Methods: Echocardiography with tissue Doppler imaging was performed in 708 healthy children. Subjects were divided into 3 age groups: infants group, <1 year (0.8±0.3 years, n=262); pre-school children group, 4 to 6 years (5±1 years, n=211); and school children group, 7 to 12 years (9±3 years, n=235). Cardiac dimensions, relative wall thickness, ejection fraction, isovolumic relaxation time (IRT), and tissue Doppler-derived MPI were measured.
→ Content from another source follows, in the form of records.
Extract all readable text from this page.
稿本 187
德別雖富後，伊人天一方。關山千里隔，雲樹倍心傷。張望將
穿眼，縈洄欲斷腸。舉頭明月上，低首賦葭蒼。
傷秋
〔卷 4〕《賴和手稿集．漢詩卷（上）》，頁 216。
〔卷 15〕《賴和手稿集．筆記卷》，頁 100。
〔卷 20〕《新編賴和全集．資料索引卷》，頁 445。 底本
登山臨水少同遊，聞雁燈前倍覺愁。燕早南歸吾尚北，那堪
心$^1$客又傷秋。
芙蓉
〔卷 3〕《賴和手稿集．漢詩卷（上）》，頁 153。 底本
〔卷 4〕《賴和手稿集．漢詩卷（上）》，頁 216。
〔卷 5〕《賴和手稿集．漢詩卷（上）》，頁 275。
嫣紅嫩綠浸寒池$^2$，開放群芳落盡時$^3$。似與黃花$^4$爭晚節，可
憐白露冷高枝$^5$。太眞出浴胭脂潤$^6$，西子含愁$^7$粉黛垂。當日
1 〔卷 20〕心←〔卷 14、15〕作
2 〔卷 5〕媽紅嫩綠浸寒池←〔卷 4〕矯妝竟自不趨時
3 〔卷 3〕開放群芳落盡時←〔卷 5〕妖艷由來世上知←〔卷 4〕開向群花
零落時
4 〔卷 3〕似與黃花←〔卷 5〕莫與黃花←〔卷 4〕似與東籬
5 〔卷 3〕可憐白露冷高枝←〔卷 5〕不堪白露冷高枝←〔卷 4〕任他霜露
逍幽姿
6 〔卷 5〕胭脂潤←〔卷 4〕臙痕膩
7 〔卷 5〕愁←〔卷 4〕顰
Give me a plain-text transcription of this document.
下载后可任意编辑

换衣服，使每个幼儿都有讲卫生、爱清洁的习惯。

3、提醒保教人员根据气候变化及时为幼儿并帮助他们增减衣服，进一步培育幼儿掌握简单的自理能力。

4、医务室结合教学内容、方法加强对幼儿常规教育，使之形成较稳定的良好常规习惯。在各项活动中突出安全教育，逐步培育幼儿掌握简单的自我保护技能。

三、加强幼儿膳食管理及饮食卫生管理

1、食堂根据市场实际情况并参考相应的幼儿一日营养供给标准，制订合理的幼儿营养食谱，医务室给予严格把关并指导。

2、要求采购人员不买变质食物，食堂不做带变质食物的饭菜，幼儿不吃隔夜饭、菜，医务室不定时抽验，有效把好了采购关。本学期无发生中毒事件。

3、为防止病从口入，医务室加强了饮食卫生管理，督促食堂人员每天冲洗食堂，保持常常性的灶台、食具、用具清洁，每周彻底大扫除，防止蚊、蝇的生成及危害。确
Results: Within each group, LV end-diastolic diameter and LV relative wall thickness increased significantly with BMI. In the infants group, a weak but significant correlation between LV ejection fraction and BMI was found (r=0.30, p<0.01), whereas there were no significant relationships between IRT and MPI and BMI. In the pre-school children group, no significant relationships between LV ejection fraction and IRT and BMI, but MPI increased significantly with BMI (r=0.48, p<0.01). In the school children group, IRT and MPI increased significantly with BMI (r=0.36 and 0.54, respectively, p<0.01). The strength of the linear correlation between BMI and MPI and the slope of the relation did not differ between the pre-school children group and school children group.
Conclusion: Higher BMI is associated with increased MPI in pre-school children and school children. Our findings suggest that obesity has a negative effect on cardiovascular function starting already in early childhood.